Önemli bir seçimin arifesinde bulunulduğuna dikkati çeken Şimşek, "Türkiye'de ne zaman istikrar yakalandıysa Menderes dönemine, Özal dönemine gidin, o dönemde reform yapmışız, sorun çözmeye çalışmışız, hızla büyümüşüz. Ne zaman istikrarını kaybettiyse o dönemde Türkiye içe kapanmış, içerideki sorunlarla boğuşmuş, reform yapamamış, korkularla yaşamış, sorun çözememiş, hep geriye gitmiş" diye konuştu.
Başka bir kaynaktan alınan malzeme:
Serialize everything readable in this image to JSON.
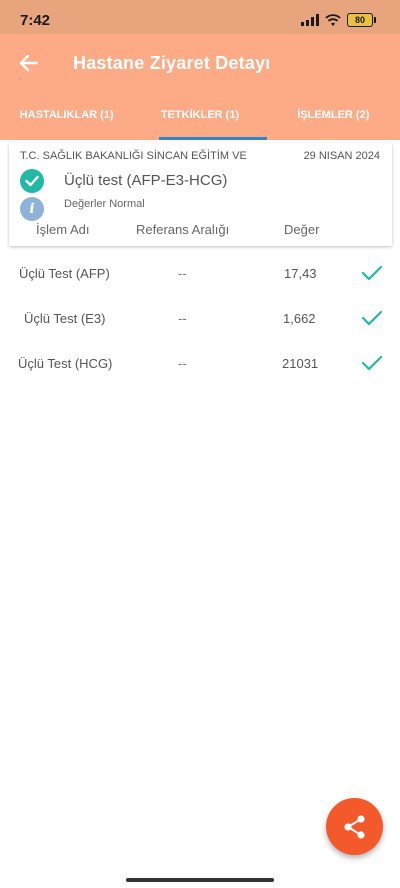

- Ortalama büyüme yüzde 5,1 olsaydı...
Türkiye'nin milli gelirinin 1990 senesinde 213 milyar dolar olduğunu, 2002'de bunun 230 milyar dolara geldiğini dile getiren Şimşek, şunları kaydetti:
"Yerimizde saymışız. Dünya almış başını gitmiş. Asya'da, Meksika'da bölgesel kriz yaşanmış ama dünyada herkesi etkileyen büyük kriz yaşanmamış. Son 60 yılın en büyük küresel krizine rağmen geçen yıl Türkiye'nin milli geliri 820 milyar doları aştı. Bu, siyasi istikrardan, reformlardan bağımsız değildir. 1923-2002 arasında 57 hükümet gelmiş, 79 yıl ortalama ömür 17 ay civarı. Çok partili hayat döneminde ortalama ömür 15 ay. AK Parti hükümetleri döneminde 11 yıldır güçlü bir hükümet var, siyasi istikrar var. O nedenle Türkiye, uzun vadeli hedefleri konuşabiliyor. Ortalama ömrü 15-17 ay olan şirket yönetimi, hükümet, uzun vadeli proje, plan yapabilir mi? 'Yapar' diyelim, uygulama fırsatı bulur mu? Türkiye reel olarak son dönemde 2003-2012'de yüzde 5,1 büyümüş. 1923 ila 2002 arasında ise yüzde 4,5 büyümüş. 4,5 iyi bir rakam. Fark büyük değil ama 0,6 fark çok önemli. Türkiye, 1923'ten bugüne kadar ortalama 4,5 yerine yüzde 5,1 büyüseydi, bugün gayri safi milli hasılası 820 milyar dolar değil 1,3 trilyon dolar olurdu."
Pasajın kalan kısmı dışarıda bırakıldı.